In short, if Jacky and Liliane, who had received the call shortly before the tragedy, had shared it with the couple, Christine would probably not have had the “recklessness” to let her son play outside…

On March 8, 1984, during one of these last calls, the “hoarse voice” exchanged with Liliane as follows:

Le Corbeau – Inquire in Aumontzey, you will see what people think of Monique with her first bastard.

Liliane Villemin – Why did she have others?

Le Corbeau – She has a second one, and it shows because her father is not that loved… and in Aumontzey, so the second bastard can be Michel or Jacqueline Gilbert or Jean-Marie… he is in Aumontzey their father. He’s the one you’re looking for, you just have to find him.

Liliane Villemin – Is his father in Aumontzey?

Le Corbeau – She always told you bullshit there was never a ‘Thiébaut’, only butter in the ass.

Liliane Villemin – And who is her father, do you know? Because Jacky what makes him unhappy is his father, imagine. His mother and the other he doesn’t care. It is his father he would like to know.

The Raven – That he asks the truth from his mother because she also lies. She says it’s ‘Thiébaut’ even to her real husband, but she doesn’t want to say who the guy from Aumontzey is, since she’s still often had sex with him, and that she had a second youngster with.

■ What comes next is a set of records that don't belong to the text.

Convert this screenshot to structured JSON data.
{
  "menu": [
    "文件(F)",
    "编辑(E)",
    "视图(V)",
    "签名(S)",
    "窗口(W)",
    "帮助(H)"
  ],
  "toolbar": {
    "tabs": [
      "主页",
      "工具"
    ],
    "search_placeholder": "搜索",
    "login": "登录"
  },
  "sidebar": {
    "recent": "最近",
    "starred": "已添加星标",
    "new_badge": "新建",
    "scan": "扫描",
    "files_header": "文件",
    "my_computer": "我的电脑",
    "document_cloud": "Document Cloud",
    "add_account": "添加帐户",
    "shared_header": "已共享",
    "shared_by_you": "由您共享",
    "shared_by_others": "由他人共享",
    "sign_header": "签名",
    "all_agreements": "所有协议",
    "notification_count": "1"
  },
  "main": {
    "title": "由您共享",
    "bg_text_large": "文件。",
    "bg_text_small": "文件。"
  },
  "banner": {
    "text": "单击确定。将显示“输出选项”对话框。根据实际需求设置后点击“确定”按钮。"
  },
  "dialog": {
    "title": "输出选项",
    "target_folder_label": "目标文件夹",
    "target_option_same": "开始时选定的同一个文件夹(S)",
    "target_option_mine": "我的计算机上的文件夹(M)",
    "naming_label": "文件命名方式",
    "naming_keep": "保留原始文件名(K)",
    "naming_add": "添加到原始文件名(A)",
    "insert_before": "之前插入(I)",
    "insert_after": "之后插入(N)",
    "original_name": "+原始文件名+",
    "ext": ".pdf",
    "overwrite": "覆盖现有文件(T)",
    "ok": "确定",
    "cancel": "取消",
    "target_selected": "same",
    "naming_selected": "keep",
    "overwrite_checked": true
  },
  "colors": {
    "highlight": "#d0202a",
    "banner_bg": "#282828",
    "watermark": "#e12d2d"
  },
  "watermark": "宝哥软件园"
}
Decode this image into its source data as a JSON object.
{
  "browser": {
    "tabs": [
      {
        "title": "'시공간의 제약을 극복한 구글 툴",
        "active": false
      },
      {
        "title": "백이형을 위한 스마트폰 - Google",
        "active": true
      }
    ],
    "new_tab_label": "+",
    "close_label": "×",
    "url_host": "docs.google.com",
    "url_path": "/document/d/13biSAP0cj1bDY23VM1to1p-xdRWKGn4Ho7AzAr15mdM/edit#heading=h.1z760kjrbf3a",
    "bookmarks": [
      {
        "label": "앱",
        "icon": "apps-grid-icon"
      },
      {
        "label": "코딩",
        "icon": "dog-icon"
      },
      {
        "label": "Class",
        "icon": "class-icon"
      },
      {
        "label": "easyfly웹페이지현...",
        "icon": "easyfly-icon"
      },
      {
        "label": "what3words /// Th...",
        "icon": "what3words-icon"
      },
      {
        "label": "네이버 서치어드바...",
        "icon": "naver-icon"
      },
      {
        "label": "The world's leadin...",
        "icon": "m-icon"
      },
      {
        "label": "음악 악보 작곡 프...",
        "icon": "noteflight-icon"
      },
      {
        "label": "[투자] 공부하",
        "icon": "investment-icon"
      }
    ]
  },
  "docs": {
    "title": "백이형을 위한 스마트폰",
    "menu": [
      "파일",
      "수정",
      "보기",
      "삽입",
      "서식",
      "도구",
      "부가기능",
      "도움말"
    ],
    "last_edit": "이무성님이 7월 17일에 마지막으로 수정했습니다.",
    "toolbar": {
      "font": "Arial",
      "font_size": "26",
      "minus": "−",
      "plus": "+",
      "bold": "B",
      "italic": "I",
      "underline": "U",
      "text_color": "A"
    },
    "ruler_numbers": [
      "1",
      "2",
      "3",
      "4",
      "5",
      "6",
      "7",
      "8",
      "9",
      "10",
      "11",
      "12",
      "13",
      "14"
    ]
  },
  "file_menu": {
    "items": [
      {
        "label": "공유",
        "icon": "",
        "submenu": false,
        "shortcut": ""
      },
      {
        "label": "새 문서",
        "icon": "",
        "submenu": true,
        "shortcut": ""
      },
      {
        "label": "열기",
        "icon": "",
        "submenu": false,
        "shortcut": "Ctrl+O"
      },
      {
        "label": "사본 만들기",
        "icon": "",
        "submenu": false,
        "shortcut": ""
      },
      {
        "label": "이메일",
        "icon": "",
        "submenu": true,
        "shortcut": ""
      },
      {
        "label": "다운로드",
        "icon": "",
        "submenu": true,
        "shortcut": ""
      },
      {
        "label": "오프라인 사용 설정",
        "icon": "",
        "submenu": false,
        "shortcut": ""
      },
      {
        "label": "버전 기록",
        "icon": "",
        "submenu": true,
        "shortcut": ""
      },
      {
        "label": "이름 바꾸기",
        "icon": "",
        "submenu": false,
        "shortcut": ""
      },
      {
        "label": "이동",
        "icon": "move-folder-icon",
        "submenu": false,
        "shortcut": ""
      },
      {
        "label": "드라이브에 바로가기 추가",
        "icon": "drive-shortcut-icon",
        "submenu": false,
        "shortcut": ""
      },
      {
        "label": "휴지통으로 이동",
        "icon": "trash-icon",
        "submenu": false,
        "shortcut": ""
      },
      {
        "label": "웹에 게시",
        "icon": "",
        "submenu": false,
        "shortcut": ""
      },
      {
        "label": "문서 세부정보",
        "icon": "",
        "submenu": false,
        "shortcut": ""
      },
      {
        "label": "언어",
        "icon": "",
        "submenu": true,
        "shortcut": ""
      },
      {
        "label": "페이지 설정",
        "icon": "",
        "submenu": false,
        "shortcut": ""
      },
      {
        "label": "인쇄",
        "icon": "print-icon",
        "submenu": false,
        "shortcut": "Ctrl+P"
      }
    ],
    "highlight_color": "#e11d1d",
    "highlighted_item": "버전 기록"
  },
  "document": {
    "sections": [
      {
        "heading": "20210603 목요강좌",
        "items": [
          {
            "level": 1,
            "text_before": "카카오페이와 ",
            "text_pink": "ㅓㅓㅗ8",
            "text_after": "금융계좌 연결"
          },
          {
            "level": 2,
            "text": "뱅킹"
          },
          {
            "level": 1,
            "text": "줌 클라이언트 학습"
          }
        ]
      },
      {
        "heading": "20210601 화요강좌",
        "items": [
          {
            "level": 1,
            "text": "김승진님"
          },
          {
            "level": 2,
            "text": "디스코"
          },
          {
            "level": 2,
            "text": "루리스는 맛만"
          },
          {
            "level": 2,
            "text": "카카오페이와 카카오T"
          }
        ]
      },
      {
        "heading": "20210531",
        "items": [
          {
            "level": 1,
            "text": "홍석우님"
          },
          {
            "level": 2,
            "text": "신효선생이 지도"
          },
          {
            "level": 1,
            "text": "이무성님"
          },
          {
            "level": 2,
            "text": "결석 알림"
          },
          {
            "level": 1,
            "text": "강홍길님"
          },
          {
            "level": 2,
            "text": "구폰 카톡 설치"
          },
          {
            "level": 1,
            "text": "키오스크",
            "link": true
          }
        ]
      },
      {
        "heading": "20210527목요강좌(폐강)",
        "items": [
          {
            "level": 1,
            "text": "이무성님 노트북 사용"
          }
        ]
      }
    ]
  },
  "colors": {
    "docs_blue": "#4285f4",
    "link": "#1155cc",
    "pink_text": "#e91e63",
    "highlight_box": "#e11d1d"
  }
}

The bird of misfortune boils secrets, rumors and fabrications in an infernal “hate soup”. The sauce takes: one wonders, in the family, if Jacky is really the only “bastard”… But Monique does not say a word.

For Thibaut Solano, “the crow knows how to identify the Achilles’ heel of its targets. It knows that Albert is fragile, and that Jacky feels left out, so he presses on it. And then, using the story of Jacky makes it possible to hurt others, leaving this little terrible suspicion: what if Jacky wasn’t the only bastard?And if Monique had had another lover, maybe Jean-Marie, or Michel, could have been children also illegitimate?

In 2012, DNA analyzes ordered by the examining magistrate Claire Barbier will put an end, decades later, to these fantasies. Jacky is the only “bastard” in the Villemins. “The Villemins had a distinctive sign on one toe, which is found on everyone except Jacky. There are features, Michel is a carbon copy of his father, and the resemblance is striking between Albert and his other sons” , also notes Thibaut Solano.

For the journalist, Jacky’s story is a pretext. “A strike”, even, for the crow. “He uses Jacky to stir up hatred and make him take the blame, and it works very well. Jacky is so suspected that it ends in a major quarrel, where Jean-Marie and Jacky come to blows”.

The story of the bastard therefore makes it possible to target Albert, Jean-Marie, but also Monique, the privileged target of anonymous missives, right in the heart.

“One of the crow’s obsessions is sexuality, bedtime stories. The corollary is to systematically attack women, who are treated as sluts, sluts… So, by pressing the story of Jacky we also attack Monique by saying to her: you are a woman of little virtue”, specifies the journalist.

If Monique’s bastard and “sleeping” are part of the crow’s obsessions, another family secret, much heavier, is however never mentioned by the bird… The incest of Léon Jacob, Monique’s father , on his daughter Louisette.

This is the subject of the second episode of our investigation, available on September 13 on Planet.